Un pomeriggio di pioggia, usciva di casa, Armando. Senza giacca, pantaloni corti, le cuffiette alle orecchie. Non s’era quasi accorto, se non di sfuggita, che dal cielo stava diluviando. Aveva attraversato i vicoli deserti, con le acque di scolo che scivolavano verso il basso. E in quel tempo da lupi li aveva trovati, una volta di più, ancora lì seduti. Negli stessi posti, grondanti. Che guardavano davanti a loro. Oltre quel villaggio, oltre il paesaggio.
S’era fermato. In piedi, con i capelli fradici. S’era fermato a osservarli. Gli occhi loro ruotati, stanchi e lontanamente espressivi, su di lui. Che sorrideva, ma non riusciva a pensare. Stettero fermi così per una buona decina di minuti; immobili come gli altri pomeriggi. Da dove venivano era cosa alquanto misteriosa, perché proprio là erano capitati era un’altra faccenda. Domande semplici, che saltano sul palato se questo non è appiccicato da una notte insonne ed allampanata.

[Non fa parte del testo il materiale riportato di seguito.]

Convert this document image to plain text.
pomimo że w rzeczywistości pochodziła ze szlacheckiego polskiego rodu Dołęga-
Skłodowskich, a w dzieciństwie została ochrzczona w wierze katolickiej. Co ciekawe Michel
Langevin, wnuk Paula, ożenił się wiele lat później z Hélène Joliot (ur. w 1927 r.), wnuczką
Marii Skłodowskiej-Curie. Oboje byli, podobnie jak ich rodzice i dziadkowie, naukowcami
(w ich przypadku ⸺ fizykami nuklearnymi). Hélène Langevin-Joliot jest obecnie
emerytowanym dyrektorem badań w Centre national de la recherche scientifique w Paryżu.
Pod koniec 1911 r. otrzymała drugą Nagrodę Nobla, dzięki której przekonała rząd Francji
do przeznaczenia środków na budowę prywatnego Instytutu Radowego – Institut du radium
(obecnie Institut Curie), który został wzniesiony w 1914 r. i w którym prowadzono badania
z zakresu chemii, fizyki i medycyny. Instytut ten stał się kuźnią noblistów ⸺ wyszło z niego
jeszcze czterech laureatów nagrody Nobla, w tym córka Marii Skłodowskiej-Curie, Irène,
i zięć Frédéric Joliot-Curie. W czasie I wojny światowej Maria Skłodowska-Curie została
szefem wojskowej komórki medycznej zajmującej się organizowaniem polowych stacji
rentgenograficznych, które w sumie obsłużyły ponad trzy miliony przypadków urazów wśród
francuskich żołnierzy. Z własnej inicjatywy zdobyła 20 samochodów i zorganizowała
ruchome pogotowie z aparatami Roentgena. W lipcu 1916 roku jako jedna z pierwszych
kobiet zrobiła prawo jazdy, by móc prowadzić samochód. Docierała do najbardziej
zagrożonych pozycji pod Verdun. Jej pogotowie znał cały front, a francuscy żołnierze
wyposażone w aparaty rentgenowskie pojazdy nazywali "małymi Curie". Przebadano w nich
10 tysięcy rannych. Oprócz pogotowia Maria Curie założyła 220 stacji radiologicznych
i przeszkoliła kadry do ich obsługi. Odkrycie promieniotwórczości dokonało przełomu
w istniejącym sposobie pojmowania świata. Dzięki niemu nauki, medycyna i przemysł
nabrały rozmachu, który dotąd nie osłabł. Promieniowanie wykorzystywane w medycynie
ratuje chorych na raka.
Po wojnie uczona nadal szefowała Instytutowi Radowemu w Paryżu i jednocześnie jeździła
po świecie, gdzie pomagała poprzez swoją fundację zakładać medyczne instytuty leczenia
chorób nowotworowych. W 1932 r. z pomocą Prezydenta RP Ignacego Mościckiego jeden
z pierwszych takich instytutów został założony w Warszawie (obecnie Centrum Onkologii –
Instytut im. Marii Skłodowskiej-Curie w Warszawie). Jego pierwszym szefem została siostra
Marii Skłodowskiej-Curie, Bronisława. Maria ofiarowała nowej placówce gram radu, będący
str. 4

Quindi alzò un pollice, con un gesto deciso, con le palpebre che leggermente si alzavano di pochi millimetri più in alto. Alzò il pollice e lo tenne teso. Quasi dovesse fare autostop. Cercava nel ripostiglio polveroso del cervello un pensiero.
Poi disse l’unica parola in inglese che riuscì a recuperare. Yes. Gutturale, profondo. Yes. Un suono ripetuto, due, tre volte. L’inizio di un loop interrotto sul nascere. Nessuno rimase stupito, nessuno di loro. Guardavano. Quello seduto a sinistra fece un cenno minuscolo, poi impercettibilmente sorrise. Yes. Poi il ragazzo perse l’orientamento, dimenticò. Guardò il cemento bagnato.

Continuò la sua passeggiata. Bestie e altre figure, gli rimanevano alle spalle.